By Senad Karaahmetovic
Shares of Coinbase (NASDAQ:COIN) are moving lower in pre-market Tuesday after the company announced it plans to reduce its workforce by about 950 people.
Coinbase expects to complete its restructuring plan, aimed at reducing operating expenses, by the second quarter of 2023. As a result, Coinbase expects to incur approximately $149 million to $163M in restructuring expenses, all to be recognized in the first quarter of this year.
Reductions are “in response to the ongoing market conditions impacting the cryptoeconomy, as well as ongoing business prioritization efforts,” the company said in a filing.
Moreover, Coinbase also announced preliminary results for its year ending December 31, 2022. The adjusted EBITDA for FY22 is expected to be "within the negative $500 million loss guardrail that the Company provided in the Shareholder Letter."
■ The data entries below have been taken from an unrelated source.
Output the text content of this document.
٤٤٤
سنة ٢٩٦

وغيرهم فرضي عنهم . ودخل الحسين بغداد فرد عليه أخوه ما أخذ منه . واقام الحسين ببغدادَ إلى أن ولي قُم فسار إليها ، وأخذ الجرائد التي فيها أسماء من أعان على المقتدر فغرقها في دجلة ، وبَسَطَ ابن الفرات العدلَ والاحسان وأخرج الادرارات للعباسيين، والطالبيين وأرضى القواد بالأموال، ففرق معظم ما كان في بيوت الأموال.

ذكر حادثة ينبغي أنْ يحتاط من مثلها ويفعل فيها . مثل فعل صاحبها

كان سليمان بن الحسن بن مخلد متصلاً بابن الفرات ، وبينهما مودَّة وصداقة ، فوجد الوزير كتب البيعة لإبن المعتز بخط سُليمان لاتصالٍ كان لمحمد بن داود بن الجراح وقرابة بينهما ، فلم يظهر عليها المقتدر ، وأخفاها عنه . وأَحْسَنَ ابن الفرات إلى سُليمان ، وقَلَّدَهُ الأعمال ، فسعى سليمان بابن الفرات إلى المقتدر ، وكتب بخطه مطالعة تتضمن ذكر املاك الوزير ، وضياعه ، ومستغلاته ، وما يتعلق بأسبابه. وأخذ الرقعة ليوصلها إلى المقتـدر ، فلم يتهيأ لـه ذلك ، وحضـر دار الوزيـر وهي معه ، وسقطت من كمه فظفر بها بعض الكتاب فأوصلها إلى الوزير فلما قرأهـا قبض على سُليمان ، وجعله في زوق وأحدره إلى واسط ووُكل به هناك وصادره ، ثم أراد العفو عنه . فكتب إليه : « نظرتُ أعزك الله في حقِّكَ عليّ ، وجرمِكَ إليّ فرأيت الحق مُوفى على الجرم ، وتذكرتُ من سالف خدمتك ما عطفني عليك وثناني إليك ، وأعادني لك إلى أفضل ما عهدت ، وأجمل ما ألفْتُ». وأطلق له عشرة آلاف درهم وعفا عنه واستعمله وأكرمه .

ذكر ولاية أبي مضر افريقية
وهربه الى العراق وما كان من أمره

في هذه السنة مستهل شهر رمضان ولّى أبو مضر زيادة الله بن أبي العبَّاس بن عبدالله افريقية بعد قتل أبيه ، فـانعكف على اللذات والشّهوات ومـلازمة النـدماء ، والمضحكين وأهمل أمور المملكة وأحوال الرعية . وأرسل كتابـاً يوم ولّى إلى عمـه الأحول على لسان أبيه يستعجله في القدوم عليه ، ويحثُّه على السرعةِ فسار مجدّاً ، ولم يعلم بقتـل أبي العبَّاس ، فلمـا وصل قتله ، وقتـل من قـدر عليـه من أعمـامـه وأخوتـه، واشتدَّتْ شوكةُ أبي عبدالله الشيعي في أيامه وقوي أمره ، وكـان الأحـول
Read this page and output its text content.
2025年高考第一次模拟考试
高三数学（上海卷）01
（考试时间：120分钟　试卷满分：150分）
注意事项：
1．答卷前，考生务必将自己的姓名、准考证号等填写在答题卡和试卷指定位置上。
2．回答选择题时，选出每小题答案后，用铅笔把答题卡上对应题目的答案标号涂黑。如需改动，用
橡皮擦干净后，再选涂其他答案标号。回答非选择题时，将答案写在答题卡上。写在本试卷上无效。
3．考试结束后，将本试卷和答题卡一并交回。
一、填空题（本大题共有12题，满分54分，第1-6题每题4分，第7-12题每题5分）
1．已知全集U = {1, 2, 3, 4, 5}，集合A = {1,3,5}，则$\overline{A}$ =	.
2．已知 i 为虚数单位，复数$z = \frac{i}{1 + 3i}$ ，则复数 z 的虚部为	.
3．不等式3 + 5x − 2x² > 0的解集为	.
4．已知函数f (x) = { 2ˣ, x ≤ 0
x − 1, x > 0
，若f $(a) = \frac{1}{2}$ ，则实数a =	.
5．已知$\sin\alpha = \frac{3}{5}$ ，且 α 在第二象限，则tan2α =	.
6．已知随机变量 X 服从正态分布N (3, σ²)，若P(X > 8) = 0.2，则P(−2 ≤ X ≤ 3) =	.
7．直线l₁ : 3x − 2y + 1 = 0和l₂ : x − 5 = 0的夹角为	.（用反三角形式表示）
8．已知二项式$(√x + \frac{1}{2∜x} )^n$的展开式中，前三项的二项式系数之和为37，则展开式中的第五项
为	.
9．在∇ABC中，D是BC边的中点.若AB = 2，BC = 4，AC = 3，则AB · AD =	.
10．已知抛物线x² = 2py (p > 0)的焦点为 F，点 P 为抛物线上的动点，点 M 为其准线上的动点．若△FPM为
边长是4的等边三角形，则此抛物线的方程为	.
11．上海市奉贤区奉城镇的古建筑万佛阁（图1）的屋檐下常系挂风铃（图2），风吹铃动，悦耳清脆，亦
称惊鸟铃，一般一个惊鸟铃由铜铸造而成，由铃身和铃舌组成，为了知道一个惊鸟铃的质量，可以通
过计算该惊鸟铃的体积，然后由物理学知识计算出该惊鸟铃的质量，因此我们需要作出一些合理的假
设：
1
“The Company expects to report Average Annual MTUs, Average Transaction Revenue Per User, and Subscription and Services Revenue, as well as certain operating expenses - comprising Transaction Expenses, Sales and Marketing Expenses (including stock-based compensation), and Technology and Development + General and Administrative Expenses (including stock-based compensation) - to be consistent with the Full-Year 2022 Outlook provided in its November 3, 2022 letter to shareholders,” it further said.
Coinbase stock was defended earlier today at Oppenheimer with analysts arguing that shares have baked in a lot of negative news lately.
“We believe many positives are unnoticed, and potentially not priced into COIN, including: 1) diversification with subscription and service revenue potentially reaching 50% of total; 2) market share gains; 3) strong balance sheet; and 4) one-sided trade with short squeeze potential. While painful near term, Coinbase can be one of the few long-term survivors in this space, which we think makes it attractive,” they said in a client note.
As of 07:10 ET (12:10 GMT), Coinbase stock is down over 4%.